I have many Excel files in a directory with the same structure for each file -- for example the data below could be test1.xlsx:
Date Type Name Task Subtask Hours
3/20/16 Type1 Name1 TaskXyz SubtaskXYZ 1.00
3/20/16 Type1 Name2 TaskXyz SubtaskXYZ 2.00
3/20/16 Type1 Name3 TaskXyz SubtaskXYZ 1.00
What I would like to do is create a new Excel file with the file name and sum of each file in the directory that would look like this:
File Name Sum of hours
Test1.xlsx 4
test2.xlsx 10
... ...
I just started playing around with glob, and that has been helpful for creating one large dataframe like this:
all_data = pd.DataFrame()
for f in glob.glob("path/*.xlsx"):
df = pd.read_excel(f, skiprows=4,index_col=None, na_values=['NA'])

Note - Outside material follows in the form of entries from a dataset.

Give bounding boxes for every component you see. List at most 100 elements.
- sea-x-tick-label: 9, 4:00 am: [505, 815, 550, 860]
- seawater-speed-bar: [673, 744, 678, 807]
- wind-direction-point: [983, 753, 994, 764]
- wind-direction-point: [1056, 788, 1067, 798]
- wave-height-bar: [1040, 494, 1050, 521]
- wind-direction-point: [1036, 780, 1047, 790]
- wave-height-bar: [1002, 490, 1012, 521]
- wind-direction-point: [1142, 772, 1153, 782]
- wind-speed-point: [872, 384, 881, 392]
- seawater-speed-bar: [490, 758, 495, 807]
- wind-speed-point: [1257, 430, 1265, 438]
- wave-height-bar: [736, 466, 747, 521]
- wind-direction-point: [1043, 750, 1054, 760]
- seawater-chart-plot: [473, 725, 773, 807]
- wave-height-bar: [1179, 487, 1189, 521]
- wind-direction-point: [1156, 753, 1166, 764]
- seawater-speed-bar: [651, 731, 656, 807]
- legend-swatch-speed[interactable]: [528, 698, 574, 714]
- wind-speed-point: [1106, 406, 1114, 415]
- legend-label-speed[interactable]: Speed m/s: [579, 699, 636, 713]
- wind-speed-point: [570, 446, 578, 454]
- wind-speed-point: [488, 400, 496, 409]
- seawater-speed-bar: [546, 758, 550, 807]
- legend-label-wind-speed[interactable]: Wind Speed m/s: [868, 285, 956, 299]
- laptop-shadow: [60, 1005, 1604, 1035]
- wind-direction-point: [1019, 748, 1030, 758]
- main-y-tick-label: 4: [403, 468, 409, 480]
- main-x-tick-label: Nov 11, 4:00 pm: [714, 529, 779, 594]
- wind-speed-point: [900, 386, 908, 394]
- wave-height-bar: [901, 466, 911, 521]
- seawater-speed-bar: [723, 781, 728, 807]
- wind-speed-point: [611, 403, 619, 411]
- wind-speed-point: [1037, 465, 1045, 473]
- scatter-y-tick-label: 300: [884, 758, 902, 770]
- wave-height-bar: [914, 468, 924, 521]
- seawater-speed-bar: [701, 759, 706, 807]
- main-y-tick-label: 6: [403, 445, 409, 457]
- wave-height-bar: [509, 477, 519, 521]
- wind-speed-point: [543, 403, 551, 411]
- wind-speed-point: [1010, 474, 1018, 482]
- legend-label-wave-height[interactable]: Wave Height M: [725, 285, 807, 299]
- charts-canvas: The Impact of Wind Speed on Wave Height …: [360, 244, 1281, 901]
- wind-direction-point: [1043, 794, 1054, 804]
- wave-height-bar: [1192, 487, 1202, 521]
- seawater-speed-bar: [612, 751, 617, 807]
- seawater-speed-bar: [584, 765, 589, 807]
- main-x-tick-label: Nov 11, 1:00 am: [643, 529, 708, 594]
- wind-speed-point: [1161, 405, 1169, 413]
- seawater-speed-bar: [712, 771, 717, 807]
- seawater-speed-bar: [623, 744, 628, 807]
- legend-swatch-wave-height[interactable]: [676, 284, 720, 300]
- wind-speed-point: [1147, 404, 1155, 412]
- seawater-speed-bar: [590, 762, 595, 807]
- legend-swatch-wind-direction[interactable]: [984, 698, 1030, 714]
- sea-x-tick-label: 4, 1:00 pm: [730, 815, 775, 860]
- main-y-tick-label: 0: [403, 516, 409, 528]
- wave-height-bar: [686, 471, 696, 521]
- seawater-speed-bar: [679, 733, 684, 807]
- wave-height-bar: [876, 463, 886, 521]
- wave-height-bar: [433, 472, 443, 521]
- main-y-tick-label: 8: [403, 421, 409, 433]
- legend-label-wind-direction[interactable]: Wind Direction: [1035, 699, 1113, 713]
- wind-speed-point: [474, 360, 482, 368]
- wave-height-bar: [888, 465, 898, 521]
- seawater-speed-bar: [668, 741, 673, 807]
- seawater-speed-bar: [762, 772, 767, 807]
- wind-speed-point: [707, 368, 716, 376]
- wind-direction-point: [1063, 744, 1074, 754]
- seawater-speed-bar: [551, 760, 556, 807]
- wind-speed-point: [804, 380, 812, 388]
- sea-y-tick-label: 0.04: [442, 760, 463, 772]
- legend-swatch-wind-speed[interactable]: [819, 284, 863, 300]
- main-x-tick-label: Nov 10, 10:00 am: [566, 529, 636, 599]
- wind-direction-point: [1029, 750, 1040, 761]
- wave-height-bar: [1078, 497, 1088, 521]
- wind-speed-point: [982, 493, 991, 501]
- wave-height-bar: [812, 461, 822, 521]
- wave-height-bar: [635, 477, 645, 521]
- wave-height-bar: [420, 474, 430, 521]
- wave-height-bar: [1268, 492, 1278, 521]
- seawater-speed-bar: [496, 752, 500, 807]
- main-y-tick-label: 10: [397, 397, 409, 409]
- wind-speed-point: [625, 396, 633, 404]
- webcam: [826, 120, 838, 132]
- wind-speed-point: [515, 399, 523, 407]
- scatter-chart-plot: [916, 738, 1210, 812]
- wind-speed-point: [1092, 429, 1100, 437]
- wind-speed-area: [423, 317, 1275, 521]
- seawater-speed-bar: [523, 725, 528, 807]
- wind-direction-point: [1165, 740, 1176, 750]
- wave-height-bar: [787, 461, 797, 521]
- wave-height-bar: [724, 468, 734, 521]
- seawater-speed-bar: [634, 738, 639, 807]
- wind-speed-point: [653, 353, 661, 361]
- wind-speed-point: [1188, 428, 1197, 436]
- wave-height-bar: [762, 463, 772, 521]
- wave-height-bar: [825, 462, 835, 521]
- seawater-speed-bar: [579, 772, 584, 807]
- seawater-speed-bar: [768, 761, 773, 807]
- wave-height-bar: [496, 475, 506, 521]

all_data = all_data.append(df,ignore_index=True)
This has been helpful for creating a dataframe of all the data agnostic of the sheet it came from and I have been able to use groupbys to analyze the data on a macro level but, for all that i know, i cannot sum by sheet put into the data frame only things like:
task_output = all_data.groupby(["Task","Subtask"])["Hours"].agg([np.sum,np.mean])
Where on the whole dataframe i am able to sum and get a mean vs each individual sheet.
Any ideas on where to start with this?